Sure, I mean, this is not my idea at all. This is an idea that I was introduced to quite recently, in the work of a French researcher, Alexandre Monnin. He has been, with some of his colleagues, starting a new Anthropocene design and strategy MSc program at ESC Clermont, I believe, near Lyon in France. And they're working there with students of all different kinds—in the business world, and design and so on—to partner with different organizations or communities, or what have you, that have a particular problem area. They're trying to figure out how to turn off certain destructive infrastructures, or what have you, that are part of their existing models. It's different in each case, and it's a very new program and I don't know all that much about it. But he recently invited me to meet with them. So, I was learning about it through him and through the students. It's an interesting idea. I mean, they use this term, negative commons... I think he's written about it quite a bit more than I have actually read, but he uses this term, simply to say that we—again, there was this Negri-ist this idea that, you know, the commons are all this stuff of the society, the infrastructure, the knowledge infrastructure, and so on that were actually produced by the living labour of the proletariat, right? The revolutionary liberatory task would be to reclaim those commons, to reappropriate those commons that the worker built with its power, right? I mean, that's a particular Negri-ist interpretation of what the commons would be. So, the commons within that view would be what's already here, and it would view it as something to want, right? Something that’s positive. But something that we've been separated from or alienated from or expropriated from, or what have you, through the capitalist process.

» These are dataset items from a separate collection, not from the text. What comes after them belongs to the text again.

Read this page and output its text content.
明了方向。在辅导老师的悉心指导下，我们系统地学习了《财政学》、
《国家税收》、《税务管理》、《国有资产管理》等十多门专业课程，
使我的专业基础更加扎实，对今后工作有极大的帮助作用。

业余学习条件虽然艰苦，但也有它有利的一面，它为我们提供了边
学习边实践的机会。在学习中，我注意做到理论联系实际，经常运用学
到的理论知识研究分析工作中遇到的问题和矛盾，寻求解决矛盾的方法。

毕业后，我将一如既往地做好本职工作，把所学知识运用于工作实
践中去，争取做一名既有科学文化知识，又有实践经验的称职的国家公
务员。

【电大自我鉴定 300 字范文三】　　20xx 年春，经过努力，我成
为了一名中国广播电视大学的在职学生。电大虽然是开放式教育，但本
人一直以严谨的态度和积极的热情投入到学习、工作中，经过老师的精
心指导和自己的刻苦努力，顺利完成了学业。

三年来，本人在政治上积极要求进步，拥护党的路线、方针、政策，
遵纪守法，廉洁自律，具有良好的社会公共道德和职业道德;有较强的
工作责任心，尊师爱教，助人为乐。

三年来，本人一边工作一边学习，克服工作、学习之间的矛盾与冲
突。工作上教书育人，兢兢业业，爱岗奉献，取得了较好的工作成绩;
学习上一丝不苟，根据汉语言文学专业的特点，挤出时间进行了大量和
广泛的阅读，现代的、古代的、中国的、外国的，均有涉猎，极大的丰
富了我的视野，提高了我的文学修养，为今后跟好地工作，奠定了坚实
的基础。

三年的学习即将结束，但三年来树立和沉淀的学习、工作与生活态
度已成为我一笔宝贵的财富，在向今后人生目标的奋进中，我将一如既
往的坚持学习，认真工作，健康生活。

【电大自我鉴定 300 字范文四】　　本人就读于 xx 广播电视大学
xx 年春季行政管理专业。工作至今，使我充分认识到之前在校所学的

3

But in this case—this is my interpretation of the term—the thinking, I believe, is that no, actually, so much of what has been produced is actually negative, it's destroying the land, it's destroying people, it's destroying the future, it's destroying potentially the possibility of even life, right? So then, what would you do, if that's how you understood these infrastructures, and these landscapes that we share, that we inherit, we inherit these technologies that are already obsolete? Even within a lot of businesses and design firms, they feel this way too, and they want to actually figure out what to do about it. That's not always the case, but it is often the case that a lot of times, designers get stuck having to always build more resilience of what already is, but I think that what they actually want is something better than that. They want to actually make a better future. And so I think this is their attempt to pry open that pathway a little bit, maybe there's actually a legitimate possibility of de-presencing—that’s the term that they use—some of these negative commons. And I think that's an idea that just opens up more ideas rather than it answers everything, it starts to open imagination a little bit, for me.

JM (1:31:37):

That's a nice way to leave the talk. So let's increase the holocene’s commons and decrease modernity’s commons, and we might get to a new place. Great. So stay tuned. Christina's fellowship continues with 221A, and she'll be publishing some of her research and work on our website. We look forward to a forthcoming public realm with Christina and in the next year or so. Take care everyone and have a good evening.

CB (1:32:06):

Thanks, everyone, for being here. Thank you, Stephanie, so much, and Jesse, Nicole, and Tao thanks so much for your support, watching the chat and keeping the conversation going. I'm gonna put in the chat my email address—I can't talk and type at the same time—but if anyone has any other questions, or comments, or thoughts, please feel free to get in touch. I'm looking forward to hearing from everyone. Thanks again, Stephanie for leaving us thinking about these really critical, important things, and also centering imagination and the role of that within all of this, as we now go back into these super wild times and places that we're living in. Thank you.

SW (1:32:53):

Likewise, thank you so much, Christina. And thank you everybody. This is really nice to talk to you again. Take care.

NKW (1:33:00):

Thank you everyone for coming. And yes, thank you both for such a beautiful morning, I guess afternoon where you are, Stephanie. Thank you. Bye.